Canagliflozin treatment generally led to greater reductions in plasma insulin concentrations compared with C-peptide concentrations, suggesting that canagliflozin treatment altered insulin and/or C-peptide clearance, with the calculated increases in insulin clearance with canagliflozin treatment generally ranging from approximately 15% to 30%. The ISRs and the corresponding insulin clearance values calculated in this study were obtained using the assumption that canagliflozin treatment did not alter C-peptide kinetics. Because the kidney is the primary site of C-peptide clearance and canagliflozin acts directly on the kidney, a separate study was performed to assess whether canagliflozin treatment alters C-peptide clearance.
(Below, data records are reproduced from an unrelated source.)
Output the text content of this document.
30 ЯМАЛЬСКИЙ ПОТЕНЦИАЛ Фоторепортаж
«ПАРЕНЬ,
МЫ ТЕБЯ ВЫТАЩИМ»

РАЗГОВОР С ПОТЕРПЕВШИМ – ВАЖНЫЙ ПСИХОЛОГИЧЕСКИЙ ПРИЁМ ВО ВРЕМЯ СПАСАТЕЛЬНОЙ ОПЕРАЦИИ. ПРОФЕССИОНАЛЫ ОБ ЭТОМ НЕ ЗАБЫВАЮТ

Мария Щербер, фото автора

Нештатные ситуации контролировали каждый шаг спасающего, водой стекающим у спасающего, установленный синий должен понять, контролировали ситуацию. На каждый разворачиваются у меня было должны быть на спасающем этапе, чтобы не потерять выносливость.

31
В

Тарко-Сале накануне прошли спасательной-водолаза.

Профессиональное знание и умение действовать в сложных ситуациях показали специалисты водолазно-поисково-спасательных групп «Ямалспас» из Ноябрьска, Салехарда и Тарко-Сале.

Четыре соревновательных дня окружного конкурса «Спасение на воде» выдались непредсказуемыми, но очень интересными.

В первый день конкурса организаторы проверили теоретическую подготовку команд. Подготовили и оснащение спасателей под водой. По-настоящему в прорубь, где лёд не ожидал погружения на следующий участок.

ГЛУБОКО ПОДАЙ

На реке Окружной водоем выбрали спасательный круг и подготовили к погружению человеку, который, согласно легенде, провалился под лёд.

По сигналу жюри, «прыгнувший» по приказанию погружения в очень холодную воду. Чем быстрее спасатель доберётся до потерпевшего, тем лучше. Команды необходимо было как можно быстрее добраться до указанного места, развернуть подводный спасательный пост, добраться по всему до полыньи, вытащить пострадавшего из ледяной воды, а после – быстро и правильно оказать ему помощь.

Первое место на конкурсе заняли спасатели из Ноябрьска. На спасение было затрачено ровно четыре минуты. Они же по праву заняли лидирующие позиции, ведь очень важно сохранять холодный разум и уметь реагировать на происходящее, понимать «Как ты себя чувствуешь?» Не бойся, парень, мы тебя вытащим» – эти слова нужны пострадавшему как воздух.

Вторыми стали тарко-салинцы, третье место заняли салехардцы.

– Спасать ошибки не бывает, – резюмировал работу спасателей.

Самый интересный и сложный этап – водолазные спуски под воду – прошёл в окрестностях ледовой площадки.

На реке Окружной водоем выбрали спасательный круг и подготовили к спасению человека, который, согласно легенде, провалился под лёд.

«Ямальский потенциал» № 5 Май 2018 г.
This study showed that canagliflozin had only minimal effects on C-peptide clearance (<4%), confirming that the deconvolution procedure used to estimate ISR is appropriate in canagliflozin-treated patients [30]. Thus, it is likely that insulin clearance, which is known to be highly variable due to large and variable first-pass hepatic extraction [31], was increased with sustained canagliflozin treatment.

In conclusion, the results from three separate Phase 3 studies demonstrate that sustained treatment with canagliflozin for 6 to 12 months improves measures of beta cell function. It is now important to obtain data from longer term studies to assess whether treatment with canagliflozin can help slow the progressive decline of beta cell function over a longer period.